Für die Leseratten - Der Bücherthread - Teil 2

  • Alice Hasters - Was weiße Menschen nicht über Rassismus hören wollen, aber wissen sollten


    Ein gutes Buch, das man - wenn man sich seinen eigenen Rassismusgedanken stellen will - gelesen haben sollte. Manches kann man bestimmt diskutieren, und der letzte Abschnitt, wenn auch wichtig für die Autorin, war mir dann etwas überflüssig. Insgesamt aber leicht zu lesen, nachvollziehbar und mitunter Augen öffnend - gerade den ein oder anderen historischen Kontext kannte ich noch nicht (zumindest nicht so im Detail).

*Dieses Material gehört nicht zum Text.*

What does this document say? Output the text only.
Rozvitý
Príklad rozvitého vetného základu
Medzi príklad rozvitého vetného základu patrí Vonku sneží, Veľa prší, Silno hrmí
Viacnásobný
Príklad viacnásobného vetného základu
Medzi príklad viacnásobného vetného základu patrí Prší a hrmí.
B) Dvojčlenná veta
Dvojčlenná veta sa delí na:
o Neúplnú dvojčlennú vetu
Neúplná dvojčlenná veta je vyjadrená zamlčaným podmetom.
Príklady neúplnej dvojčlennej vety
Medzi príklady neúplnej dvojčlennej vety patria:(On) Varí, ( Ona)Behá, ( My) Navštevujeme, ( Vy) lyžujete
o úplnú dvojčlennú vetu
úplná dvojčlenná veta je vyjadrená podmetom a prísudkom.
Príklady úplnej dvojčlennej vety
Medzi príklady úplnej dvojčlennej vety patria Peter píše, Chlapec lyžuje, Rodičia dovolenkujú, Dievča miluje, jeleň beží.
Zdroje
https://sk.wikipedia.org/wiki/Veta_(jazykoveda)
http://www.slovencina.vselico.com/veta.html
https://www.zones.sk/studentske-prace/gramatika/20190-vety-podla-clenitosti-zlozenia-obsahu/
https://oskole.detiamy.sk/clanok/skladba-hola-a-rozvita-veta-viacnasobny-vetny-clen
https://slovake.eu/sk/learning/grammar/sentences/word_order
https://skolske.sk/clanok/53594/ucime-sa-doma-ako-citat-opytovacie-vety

  • Zuletzt gelesen: "Der Zopf", Laetitia Colombani


    Manchmal gibt es ja Romane, da finde ich den Hype nach Lektüre absolut nachvollziehbar und berechtigt. Sehr oft ist aber das Gegenteil der Fall, ein gutes Beispiel für mich wäre da zB Sally Rooney.

    "Der Zopf" konnte meine Erwartungen leider nicht erfüllen, dabei ist die Handlung durchaus interessant. Erzählt wied aus dem Leben dreier ganz unterschiedlicher Frauen in völlig unterschiedlichen Teilen der Erde.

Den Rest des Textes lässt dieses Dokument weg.